Cronaca

Carradori (Ausl): "Dovremo abituarci ai richiami. I sanitari 'no vax'? Circa 500, rischiano la sospensione"

Il direttore generale di Ausl Romagna: "Chiederemo la collaborazione dei medici di base per gli over 60 non vaccinati, mentre gli operatori sanitari non immunizzati sono poco più di 500"

L'emergenza pandemica torna a dare respiro alle strutture e al personale ospedaliero, ma rimangono comunque alcuni dubbi sul futuro della lotta al Coronavirus. Mentre sono in molti a temere le incognite legate alle varianti del virus, il direttore generale di Ausl Romagna Tiziano Carradori esprime ottimismo sulla condizione attuale. "Siamo in una situazione totalmente diversa dalla scorsa estate - afferma Carradori a margine della presentazione del nuovo direttore di Chirurgia Generale di Ravenna e del Responsabile della Direzione Infermieristica della Romagna - Abbiamo una buona copertura della popolazione grazie ai vaccini". 

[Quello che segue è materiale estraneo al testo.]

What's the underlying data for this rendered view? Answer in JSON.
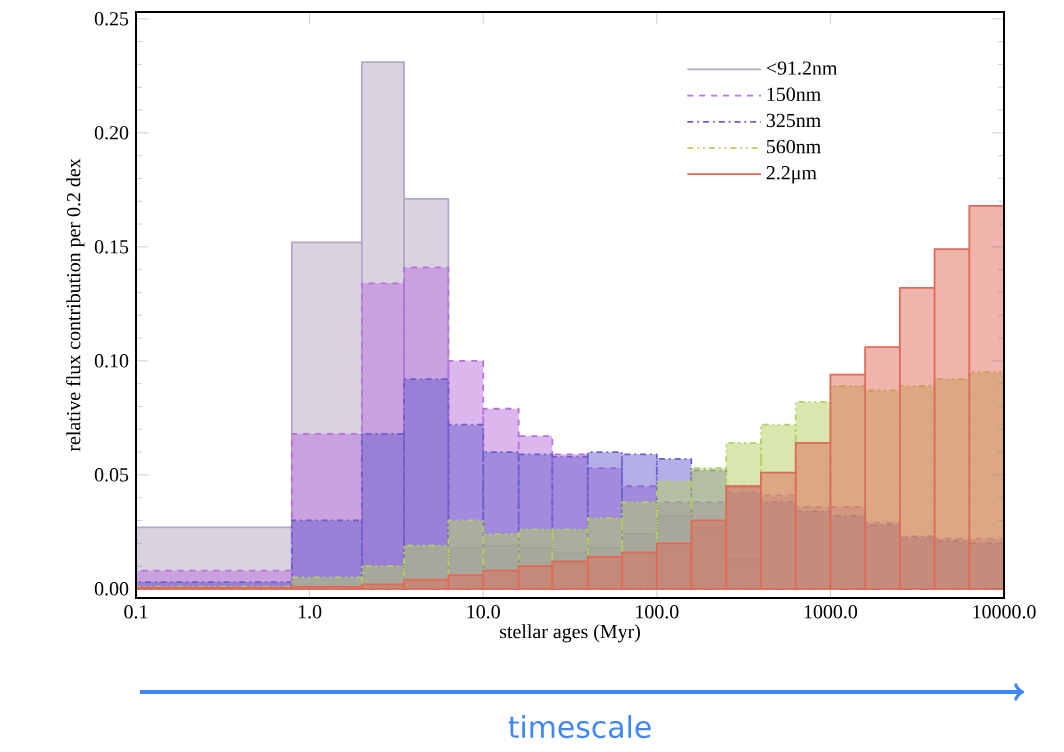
{
  "chart_data": {
    "type": "histogram",
    "xlabel": "stellar ages (Myr)",
    "ylabel": "relative flux contribution per 0.2 dex",
    "log": "x",
    "legend": "top right",
    "bins": [
      0.1,
      0.79,
      2.0,
      3.5,
      6.3,
      10,
      16,
      25,
      40,
      63,
      100,
      158,
      251,
      398,
      631,
      1000,
      1585,
      2512,
      3981,
      6310,
      10000
    ],
    "xlim": [
      0.1,
      10000
    ],
    "xticks": [
      0.1,
      {
        "value": 1,
        "label": "1.0"
      },
      {
        "value": 10,
        "label": "10.0"
      },
      {
        "value": 100,
        "label": "100.0"
      },
      {
        "value": 1000,
        "label": "1000.0"
      },
      {
        "value": 10000,
        "label": "10000.0"
      }
    ],
    "ylim": [
      -0.004,
      0.253
    ],
    "yticks": [
      {
        "value": 0,
        "label": "0.00"
      },
      0.05,
      {
        "value": 0.1,
        "label": "0.10"
      },
      0.15,
      {
        "value": 0.2,
        "label": "0.20"
      },
      0.25
    ],
    "series": [
      {
        "name": "<91.2nm",
        "color": "#b4a8c4",
        "line_style": "solid",
        "values": [
          0.027,
          0.152,
          0.231,
          0.171,
          0.018,
          0.019,
          0.018,
          0.016,
          0.018,
          0.024,
          0.032,
          0.027,
          0.013,
          0,
          0,
          0,
          0,
          0,
          0,
          0
        ]
      },
      {
        "name": "150nm",
        "color": "#b870dc",
        "line_style": "dashed",
        "values": [
          0.008,
          0.068,
          0.134,
          0.141,
          0.1,
          0.079,
          0.067,
          0.059,
          0.053,
          0.045,
          0.038,
          0.038,
          0.042,
          0.041,
          0.036,
          0.036,
          0.029,
          0.022,
          0.022,
          0.022
        ]
      },
      {
        "name": "325nm",
        "color": "#6a5fcd",
        "line_style": "dashdot",
        "values": [
          0.003,
          0.03,
          0.068,
          0.092,
          0.072,
          0.06,
          0.059,
          0.058,
          0.06,
          0.059,
          0.057,
          0.052,
          0.045,
          0.038,
          0.034,
          0.032,
          0.028,
          0.023,
          0.021,
          0.02
        ]
      },
      {
        "name": "560nm",
        "color": "#b4d060",
        "line_style": "dashdotdot",
        "values": [
          0.001,
          0.005,
          0.01,
          0.019,
          0.03,
          0.024,
          0.026,
          0.026,
          0.031,
          0.038,
          0.047,
          0.053,
          0.064,
          0.072,
          0.082,
          0.089,
          0.087,
          0.089,
          0.092,
          0.095
        ]
      },
      {
        "name": "2.2μm",
        "color": "#e06a58",
        "line_style": "solid",
        "values": [
          0.0005,
          0.001,
          0.002,
          0.004,
          0.006,
          0.008,
          0.01,
          0.012,
          0.014,
          0.016,
          0.02,
          0.03,
          0.045,
          0.051,
          0.064,
          0.094,
          0.106,
          0.132,
          0.149,
          0.168
        ]
      }
    ],
    "annotations": [
      "timescale"
    ]
  }
}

Parlando in particolare della popolazione over 60, il direttore di Ausl Romagna precisa che i non vaccinati in tutta l'area romagnola corrispondono a circa il 14%. "Aspettiamo le nuove forniture di vaccini - prosegue Carradori - attualmente siamo costretti a marciare alla metà della nostra capacità, pensavamo di essere già alla conclusione della campagna vaccinale. Però guardiamo alla situazione con positività, coprendo la fetta di popolazione più fragile possiamo rivolgerci agli altri". Riferendosi poi ai cittadini over 60 non vaccinati Carradori aggiunge: "Chiederemo ancora la collaborazione dei medici di base. Inoltreremo loro i nomi degli assistiti che non hanno ancora fatto il vaccino. Se possibile, renderemo disponibile il vaccino che preferiscono". 

Per quanto riguarda poi gli operatori sanitari, il direttore di Ausl Romagna fa sapere che su un numero totale di oltre 16mila professionisti, sono poco più di 500 coloro che non hanno ancora effettuato il vaccino. Per coloro che, in seguito ai dovuti solleciti, dovessero comunque rifiutare il vaccino anti-Covid, la pena massima prevista è quella della sospensione dal servizio senza stipendio. "Quello di immunizzarsi per gli operatori sanitari - sottolinea Carradori - è prima di tutto un dovere deontologico, prima ancora che un obbligo di legge".

Una considerazione finale va invece all'attuale circolazione del virus e delle temute varianti, a cominciare dalla Delta. "Dovremo fare i conti con le varianti - ammette Carradori - Metà della popolazione mondiale non riceverà mai il vaccino e quindi il virus per sopravvivere continuerà a mutare, perciò le future varianti sono una certezza. Sono convinto che ci dovremo abituare in futuro a fare dei richiami, un po' come accade per l'influenza".